Processo nº 127/2018 Data: 04.04.2018
(Autos de recurso penal)
Assuntos : Contravenção laboral.
Erro notório na apreciação da prova.
Contradição insanável da fundamentação.
Qualificação jurídica.
SUMÁRIO
1. “Erro” é toda a ignorância ou falsa representação de uma realidade. Daí que já não seja “erro” aquele que possa traduzir-se numa “leitura possível, aceitável ou razoável, da prova produzida”.
Sempre que a convicção do Tribunal recorrido se mostre ser uma convicção razoavelmente possível e explicável pelas regras da experiência comum, deve a mesma ser acolhida e respeitada pelo Tribunal de recurso.
O princípio da livre apreciação da prova, significa, basicamente, uma ausência de critérios legais que pré-determinam ou hierarquizam o valor dos diversos meios de apreciação da prova, pressupondo o apelo às “regras de experiência” que funcionam como argumentos que ajudam a explicar o caso particular com base no que é “normal” acontecer.

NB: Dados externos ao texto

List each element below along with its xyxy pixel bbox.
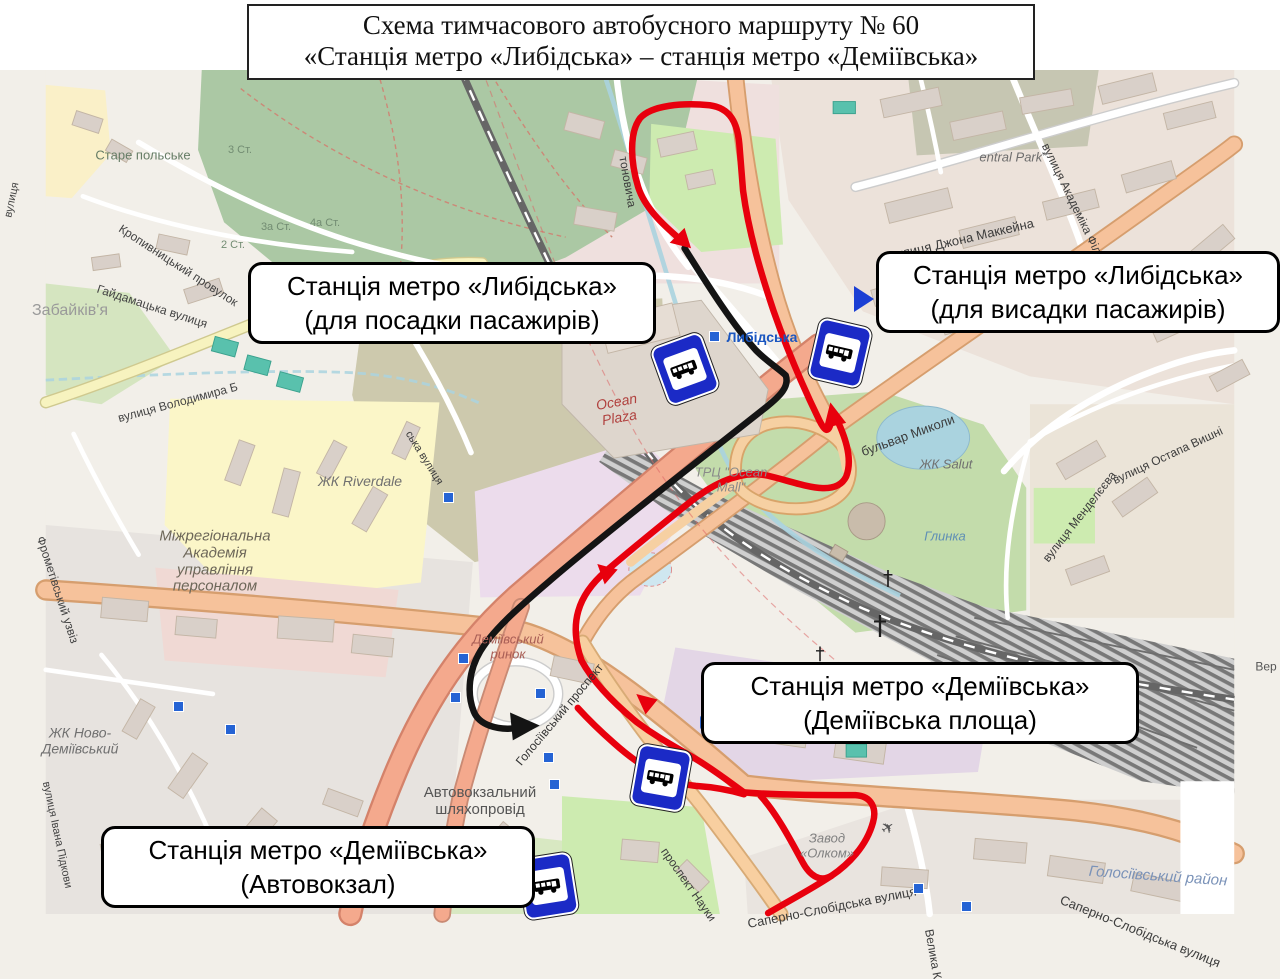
- callout-line2: (Деміївська площа): [706, 703, 1134, 737]
- callout-lybidska-boarding: Станція метро «Либідська» (для посадки п…: [248, 262, 656, 344]
- bus-stop-sign: [629, 743, 693, 813]
- callout-line1: Станція метро «Либідська»: [253, 269, 651, 303]
- metro-entrance-icon: [543, 752, 554, 763]
- bus-icon: [823, 340, 857, 366]
- place-label: Вер: [1255, 660, 1276, 673]
- mall-label: ТРЦ "Ocean Mall": [695, 465, 768, 494]
- place-label: Автовокзальний шляхопровід: [424, 785, 536, 819]
- metro-entrance-icon: [458, 653, 469, 664]
- callout-demiivska-bus-station: Станція метро «Деміївська» (Автовокзал): [101, 826, 535, 908]
- map-edge: [1180, 781, 1234, 914]
- place-label: ЖК Ново- Деміївський: [42, 725, 119, 756]
- metro-entrance-icon: [535, 688, 546, 699]
- place-label: ЖК Salut: [920, 458, 973, 473]
- church-cross-icon: †: [873, 611, 887, 642]
- metro-entrance-icon: [961, 901, 972, 912]
- place-label: ЖК Riverdale: [318, 474, 402, 490]
- metro-station-label: Либідська: [727, 330, 798, 346]
- callout-line1: Станція метро «Деміївська»: [106, 833, 530, 867]
- callout-line2: (для висадки пасажирів): [881, 292, 1275, 326]
- bus-stop-sign-panel: [640, 758, 681, 798]
- place-label: entral Park”: [979, 151, 1046, 166]
- scheme-title-line1: Схема тимчасового автобусного маршруту №…: [255, 10, 1027, 41]
- metro-entrance-icon: [443, 492, 454, 503]
- place-label: Завод «Олком»: [800, 831, 854, 860]
- bus-icon: [532, 874, 565, 898]
- bus-icon: [644, 766, 677, 791]
- metro-entrance-icon: [709, 331, 720, 342]
- cemetery-name: Старе польське: [95, 149, 190, 164]
- metro-entrance-icon: [913, 883, 924, 894]
- metro-entrance-icon: [225, 724, 236, 735]
- callout-demiivska-square: Станція метро «Деміївська» (Деміївська п…: [701, 662, 1139, 744]
- cemetery-section: 3 Ст.: [228, 144, 252, 156]
- callout-line2: (Автовокзал): [106, 867, 530, 901]
- church-cross-icon: †: [883, 566, 893, 590]
- cemetery-section: 3а Ст.: [261, 221, 291, 233]
- place-label: Забайків'я: [32, 302, 108, 320]
- scheme-title-line2: «Станція метро «Либідська» – станція мет…: [255, 41, 1027, 72]
- cemetery-section: 4а Ст.: [310, 217, 340, 229]
- callout-line1: Станція метро «Либідська»: [881, 258, 1275, 292]
- metro-entrance-icon: [173, 701, 184, 712]
- route-scheme-page: Схема тимчасового автобусного маршруту №…: [0, 0, 1280, 979]
- callout-line2: (для посадки пасажирів): [253, 303, 651, 337]
- bus-icon: [667, 354, 702, 383]
- scheme-title: Схема тимчасового автобусного маршруту №…: [247, 4, 1035, 80]
- callout-pointer-icon: [854, 286, 874, 312]
- water-label: Глинка: [924, 530, 966, 545]
- metro-entrance-icon: [549, 779, 560, 790]
- place-label: Міжрегіональна Академія управління персо…: [159, 528, 270, 595]
- place-label: Деміївський ринок: [472, 632, 543, 661]
- bus-stop-sign-panel: [662, 347, 707, 391]
- cemetery-section: 2 Ст.: [221, 239, 245, 251]
- callout-lybidska-alighting: Станція метро «Либідська» (для висадки п…: [876, 251, 1280, 333]
- bus-stop-sign-panel: [819, 332, 862, 373]
- metro-entrance-icon: [450, 692, 461, 703]
- callout-line1: Станція метро «Деміївська»: [706, 669, 1134, 703]
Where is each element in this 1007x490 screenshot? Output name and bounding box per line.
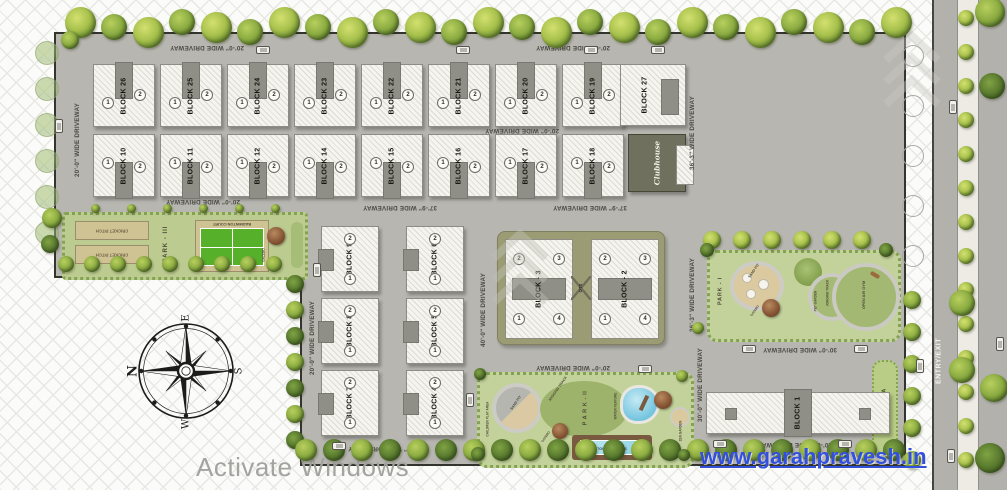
tree xyxy=(958,248,974,264)
tree xyxy=(41,235,59,253)
unit-2-badge: 2 xyxy=(429,377,441,389)
stair-core xyxy=(318,321,334,343)
tree xyxy=(902,245,924,267)
unit-2-badge: 2 xyxy=(402,89,414,101)
car-icon xyxy=(947,449,955,463)
unit-badge: 1 xyxy=(599,313,611,325)
tree xyxy=(35,149,59,173)
residential-block: BLOCK 421 xyxy=(406,370,464,436)
residential-block: BLOCK 1812 xyxy=(562,134,624,197)
unit-2-badge: 2 xyxy=(536,161,548,173)
tree xyxy=(240,256,256,272)
unit-2-badge: 2 xyxy=(344,377,356,389)
driveway-label: 20'-0" WIDE DRIVEWAY xyxy=(170,44,244,50)
block-label: BLOCK 8 xyxy=(347,315,354,348)
clubhouse-label: Clubhouse xyxy=(653,141,661,185)
tree xyxy=(91,204,100,213)
tree xyxy=(271,204,280,213)
road-median xyxy=(957,0,979,490)
stair-core xyxy=(661,79,679,115)
residential-block: BLOCK 1012 xyxy=(93,134,155,197)
tree xyxy=(949,290,975,316)
block-label: BLOCK 16 xyxy=(456,147,463,184)
tree xyxy=(201,12,232,43)
block-label: BLOCK 9 xyxy=(347,243,354,276)
car-icon xyxy=(55,119,63,133)
gazebo-label: GAZEBO xyxy=(262,248,265,261)
unit-2-badge: 2 xyxy=(603,89,615,101)
unit-1-badge: 1 xyxy=(344,345,356,357)
car-icon xyxy=(651,46,665,54)
unit-1-badge: 1 xyxy=(102,97,114,109)
tree xyxy=(849,19,875,45)
tree xyxy=(379,439,401,461)
tree xyxy=(902,95,924,117)
tree xyxy=(713,14,739,40)
block-label: BLOCK 18 xyxy=(590,147,597,184)
driveway-label: 30'-0" WIDE DRIVEWAY xyxy=(763,346,837,352)
car-icon xyxy=(949,100,957,114)
tree xyxy=(781,9,807,35)
block-label: BLOCK 14 xyxy=(322,147,329,184)
driveway-label: 36'-3" WIDE DRIVEWAY xyxy=(690,96,696,170)
badminton-court: BADMINTON COURT xyxy=(195,220,269,272)
tree xyxy=(35,41,59,65)
tree xyxy=(733,231,751,249)
center-courtyard: BLOCK - 3 2 3 1 4 BLOCK - 2 2 3 1 4 OTS xyxy=(497,231,665,345)
tree xyxy=(35,77,59,101)
tree xyxy=(975,443,1005,473)
block-1: BLOCK 1 xyxy=(706,392,890,434)
site-plan-canvas: BLOCK 2612BLOCK 2512BLOCK 2412BLOCK 2312… xyxy=(0,0,1007,490)
cricket-pitch-label: CRICKET PITCH xyxy=(96,228,128,232)
unit-2-badge: 2 xyxy=(402,161,414,173)
tree xyxy=(949,357,975,383)
clubhouse-building: Clubhouse xyxy=(628,134,686,192)
water-feature-label: WATER FEATURE xyxy=(614,393,617,420)
residential-block: BLOCK 2312 xyxy=(294,64,356,127)
residential-block: BLOCK 721 xyxy=(321,370,379,436)
unit-1-badge: 1 xyxy=(344,417,356,429)
block-label: BLOCK 23 xyxy=(322,77,329,114)
tree xyxy=(958,452,974,468)
tree xyxy=(547,439,569,461)
stair-core xyxy=(859,408,871,420)
tree xyxy=(235,204,244,213)
ots-marker: OTS xyxy=(571,276,591,300)
gazebo-label: GAZEBO xyxy=(750,305,760,317)
residential-block: BLOCK 1112 xyxy=(160,134,222,197)
tree xyxy=(700,243,714,257)
stair-core xyxy=(318,393,334,415)
block-label: BLOCK 26 xyxy=(121,77,128,114)
residential-block: BLOCK 2412 xyxy=(227,64,289,127)
tree xyxy=(958,214,974,230)
unit-2-badge: 2 xyxy=(429,305,441,317)
tree xyxy=(110,256,126,272)
road-edge-line xyxy=(932,0,934,490)
unit-badge: 2 xyxy=(513,253,525,265)
block-2: BLOCK - 2 2 3 1 4 xyxy=(591,239,659,339)
gazebo xyxy=(654,391,672,409)
tree xyxy=(902,195,924,217)
block-label: BLOCK 20 xyxy=(523,77,530,114)
unit-2-badge: 2 xyxy=(469,161,481,173)
water-feature xyxy=(620,385,660,424)
tree xyxy=(763,231,781,249)
unit-1-badge: 1 xyxy=(504,97,516,109)
tree xyxy=(286,275,304,293)
unit-1-badge: 1 xyxy=(169,157,181,169)
stair-core xyxy=(403,321,419,343)
tree xyxy=(127,204,136,213)
unit-badge: 3 xyxy=(639,253,651,265)
block-label: BLOCK 12 xyxy=(255,147,262,184)
car-icon xyxy=(742,345,756,353)
stair-core xyxy=(403,393,419,415)
tree xyxy=(958,418,974,434)
compass-e: E xyxy=(181,314,192,321)
tree xyxy=(42,208,62,228)
residential-block: BLOCK 1212 xyxy=(227,134,289,197)
unit-1-badge: 1 xyxy=(370,157,382,169)
tree xyxy=(903,387,921,405)
park-2-name: P A R K - II xyxy=(583,391,589,426)
tree xyxy=(286,405,304,423)
tree xyxy=(84,256,100,272)
tree xyxy=(473,7,504,38)
unit-badge: 4 xyxy=(553,313,565,325)
block-label: BLOCK 11 xyxy=(188,147,195,184)
car-icon xyxy=(313,263,321,277)
tree xyxy=(903,323,921,341)
driveway-label: 37'-9" WIDE DRIVEWAY xyxy=(363,204,437,210)
unit-1-badge: 1 xyxy=(102,157,114,169)
driveway-label: 20'-0" WIDE DRIVEWAY xyxy=(310,301,316,375)
tree xyxy=(269,7,300,38)
car-icon xyxy=(916,359,924,373)
unit-2-badge: 2 xyxy=(344,305,356,317)
unit-1-badge: 1 xyxy=(571,97,583,109)
tree xyxy=(958,112,974,128)
tree xyxy=(813,12,844,43)
unit-2-badge: 2 xyxy=(536,89,548,101)
driveway-label: 36'-3" WIDE DRIVEWAY xyxy=(690,258,696,332)
tree xyxy=(903,291,921,309)
block-label: BLOCK 19 xyxy=(590,77,597,114)
residential-block: BLOCK 1412 xyxy=(294,134,356,197)
driveway-label: 20'-0" WIDE DRIVEWAY xyxy=(75,103,81,177)
open-air-gym-circle: OPEN AIR GYM xyxy=(832,263,900,331)
residential-block: BLOCK 2012 xyxy=(495,64,557,127)
block-label: BLOCK 4 xyxy=(432,387,439,420)
tree xyxy=(35,185,59,209)
car-icon xyxy=(466,393,474,407)
tree xyxy=(678,449,690,461)
tree xyxy=(405,12,436,43)
tree xyxy=(286,353,304,371)
block-label: BLOCK 10 xyxy=(121,147,128,184)
tree xyxy=(61,31,79,49)
tree xyxy=(286,327,304,345)
tree xyxy=(958,180,974,196)
block-label: BLOCK 21 xyxy=(456,77,463,114)
tree xyxy=(541,17,572,48)
tree xyxy=(645,19,671,45)
unit-2-badge: 2 xyxy=(469,89,481,101)
tree xyxy=(881,7,912,38)
tree xyxy=(902,45,924,67)
open-air-gym-label: OPEN AIR GYM xyxy=(862,281,866,309)
residential-block: BLOCK 2612 xyxy=(93,64,155,127)
residential-block: BLOCK 1712 xyxy=(495,134,557,197)
driveway-label: 30'-0" WIDE DRIVEWAY xyxy=(698,348,704,422)
children-play-label: CHILDREN PLAY AREA xyxy=(486,402,489,437)
unit-badge: 4 xyxy=(639,313,651,325)
tree xyxy=(958,384,974,400)
unit-1-badge: 1 xyxy=(571,157,583,169)
children-play-area xyxy=(492,383,542,433)
residential-block: BLOCK 1612 xyxy=(428,134,490,197)
tree xyxy=(199,204,208,213)
residential-block: BLOCK 2212 xyxy=(361,64,423,127)
block-label: BLOCK 22 xyxy=(389,77,396,114)
driveway-label: 20'-0" WIDE DRIVEWAY xyxy=(485,127,559,133)
unit-1-badge: 1 xyxy=(344,273,356,285)
entry-exit-label: ENTRY/EXIT xyxy=(936,338,943,384)
tree xyxy=(133,17,164,48)
block-label: BLOCK 6 xyxy=(432,243,439,276)
tree xyxy=(474,368,486,380)
mushroom-umbrella xyxy=(758,279,769,290)
block-27: BLOCK 27 xyxy=(620,64,686,126)
jogging-track-label: JOGGING TRACK xyxy=(826,280,829,307)
tree xyxy=(603,439,625,461)
block-label: BLOCK - 2 xyxy=(622,270,629,308)
tree xyxy=(286,301,304,319)
unit-1-badge: 1 xyxy=(303,157,315,169)
car-icon xyxy=(584,46,598,54)
compass-n: N xyxy=(127,365,141,377)
block-label: BLOCK 25 xyxy=(188,77,195,114)
residential-block: BLOCK 1512 xyxy=(361,134,423,197)
tree xyxy=(853,231,871,249)
tree xyxy=(979,73,1005,99)
tree xyxy=(575,439,597,461)
tree xyxy=(286,379,304,397)
tree xyxy=(373,9,399,35)
tree xyxy=(609,12,640,43)
block-label: BLOCK - 3 xyxy=(536,270,543,308)
unit-badge: 3 xyxy=(553,253,565,265)
driveway-label: 20'-0" WIDE DRIVEWAY xyxy=(536,364,610,370)
gazebo xyxy=(762,299,780,317)
block-label: BLOCK 1 xyxy=(795,397,802,430)
tree xyxy=(471,447,485,461)
tree xyxy=(980,374,1007,402)
zen-garden-label: ZEN GARDEN xyxy=(679,421,682,442)
tree xyxy=(958,44,974,60)
block-label: BLOCK 5 xyxy=(432,315,439,348)
residential-block: BLOCK 1912 xyxy=(562,64,624,127)
unit-2-badge: 2 xyxy=(268,89,280,101)
tree xyxy=(237,19,263,45)
block-3: BLOCK - 3 2 3 1 4 xyxy=(505,239,573,339)
tree xyxy=(295,439,317,461)
tree xyxy=(188,256,204,272)
tree xyxy=(266,256,282,272)
tree xyxy=(136,256,152,272)
tree xyxy=(441,19,467,45)
watermark-link[interactable]: www.garahpravesh.in xyxy=(700,446,927,468)
ots-label: OTS xyxy=(579,284,583,293)
unit-1-badge: 1 xyxy=(437,97,449,109)
tree xyxy=(958,78,974,94)
block-label: BLOCK 24 xyxy=(255,77,262,114)
tree xyxy=(509,14,535,40)
car-icon xyxy=(456,46,470,54)
residential-block: BLOCK 2512 xyxy=(160,64,222,127)
unit-1-badge: 1 xyxy=(429,345,441,357)
block-label: BLOCK 15 xyxy=(389,147,396,184)
unit-2-badge: 2 xyxy=(268,161,280,173)
park-1: PARK - I SAND PIT GAZEBO PET GARDEN JOGG… xyxy=(707,250,901,342)
tree xyxy=(519,439,541,461)
unit-1-badge: 1 xyxy=(504,157,516,169)
gazebo xyxy=(552,423,568,439)
car-icon xyxy=(256,46,270,54)
block-label: BLOCK 17 xyxy=(523,147,530,184)
tree xyxy=(879,243,893,257)
car-icon xyxy=(332,442,346,450)
tree xyxy=(676,370,688,382)
unit-1-badge: 1 xyxy=(236,97,248,109)
tree xyxy=(745,17,776,48)
tree xyxy=(903,419,921,437)
pet-garden-label: PET GARDEN xyxy=(814,291,817,312)
unit-1-badge: 1 xyxy=(370,97,382,109)
tree xyxy=(958,316,974,332)
mushroom-umbrella xyxy=(746,289,756,299)
stair-core xyxy=(725,408,737,420)
unit-1-badge: 1 xyxy=(429,273,441,285)
unit-2-badge: 2 xyxy=(134,161,146,173)
residential-block: BLOCK 921 xyxy=(321,226,379,292)
unit-2-badge: 2 xyxy=(335,161,347,173)
tree xyxy=(101,14,127,40)
residential-block: BLOCK 2112 xyxy=(428,64,490,127)
pond-deck xyxy=(638,394,648,410)
unit-2-badge: 2 xyxy=(429,233,441,245)
unit-2-badge: 2 xyxy=(201,161,213,173)
car-icon xyxy=(996,337,1004,351)
tree xyxy=(958,10,974,26)
tree xyxy=(577,9,603,35)
unit-1-badge: 1 xyxy=(236,157,248,169)
tree xyxy=(793,231,811,249)
driveway-label: 40'-0" WIDE DRIVEWAY xyxy=(481,273,487,347)
gazebo xyxy=(267,227,285,245)
unit-1-badge: 1 xyxy=(303,97,315,109)
block-label: BLOCK 7 xyxy=(347,387,354,420)
cricket-pitch-label: CRICKET PITCH xyxy=(96,252,128,256)
driveway-label: 37'-9" WIDE DRIVEWAY xyxy=(553,204,627,210)
residential-block: BLOCK 621 xyxy=(406,226,464,292)
tree xyxy=(351,439,373,461)
planting-bed xyxy=(291,222,303,268)
tree xyxy=(958,146,974,162)
badminton-label: BADMINTON COURT xyxy=(213,222,251,226)
residential-block: BLOCK 521 xyxy=(406,298,464,364)
stair-core xyxy=(403,249,419,271)
tree xyxy=(677,7,708,38)
tree xyxy=(435,439,457,461)
tree xyxy=(902,145,924,167)
compass-rose: N E S W xyxy=(127,312,245,430)
tree xyxy=(631,439,653,461)
compass-w: W xyxy=(181,418,192,429)
car-icon xyxy=(638,365,652,373)
tree xyxy=(305,14,331,40)
cricket-pitch: CRICKET PITCH xyxy=(75,221,149,240)
tree xyxy=(169,9,195,35)
unit-2-badge: 2 xyxy=(603,161,615,173)
unit-2-badge: 2 xyxy=(134,89,146,101)
tree xyxy=(823,231,841,249)
tree xyxy=(407,439,429,461)
tree xyxy=(162,256,178,272)
unit-badge: 1 xyxy=(513,313,525,325)
tree xyxy=(214,256,230,272)
tree xyxy=(163,204,172,213)
tree xyxy=(337,17,368,48)
unit-2-badge: 2 xyxy=(201,89,213,101)
unit-1-badge: 1 xyxy=(429,417,441,429)
tree xyxy=(491,439,513,461)
unit-2-badge: 2 xyxy=(335,89,347,101)
unit-badge: 2 xyxy=(599,253,611,265)
unit-1-badge: 1 xyxy=(169,97,181,109)
block-label: BLOCK 27 xyxy=(642,76,649,113)
park-1-name: PARK - I xyxy=(718,277,724,305)
tree xyxy=(58,256,74,272)
unit-1-badge: 1 xyxy=(437,157,449,169)
residential-block: BLOCK 821 xyxy=(321,298,379,364)
unit-2-badge: 2 xyxy=(344,233,356,245)
car-icon xyxy=(854,345,868,353)
tree xyxy=(692,322,704,334)
compass-s: S xyxy=(234,367,245,374)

Com o mesmo, consagra-se um modo não estritamente vinculado na apreciação da prova, orientado no sentido da descoberta da verdade processualmente relevante pautado pela razão, pela lógica e pelos ensinamentos que se colhem da experiência comum, e limitado pelas excepções decorrentes da “prova vinculada”, (v.g., caso julgado, prova pericial, documentos autênticos e autenticados), estando sujeita aos princípios estruturantes do processo penal, entre os quais se destaca o da legalidade da prova e o do “in dubio pro reo”.
Não basta uma “dúvida pessoal” ou uma mera “possibilidade ou probabilidade” para se poder dizer que incorreu o Tribunal no vício de erro notório na apreciação da prova.
2. O vício de “contradição insanável da fundamentação” tem sido definido como aquele que ocorre quando se constata incompatibilidade, não ultrapassável, entre os factos provados, entre estes e os não provados ou entre a fundamentação probatória e a decisão.
Em síntese, quando analisada a decisão recorrida através de um raciocínio lógico se verifique que a mesma contém posições antagónicas ou inconciliáveis, que mutuamente se excluem e que não podem ser ultrapassadas.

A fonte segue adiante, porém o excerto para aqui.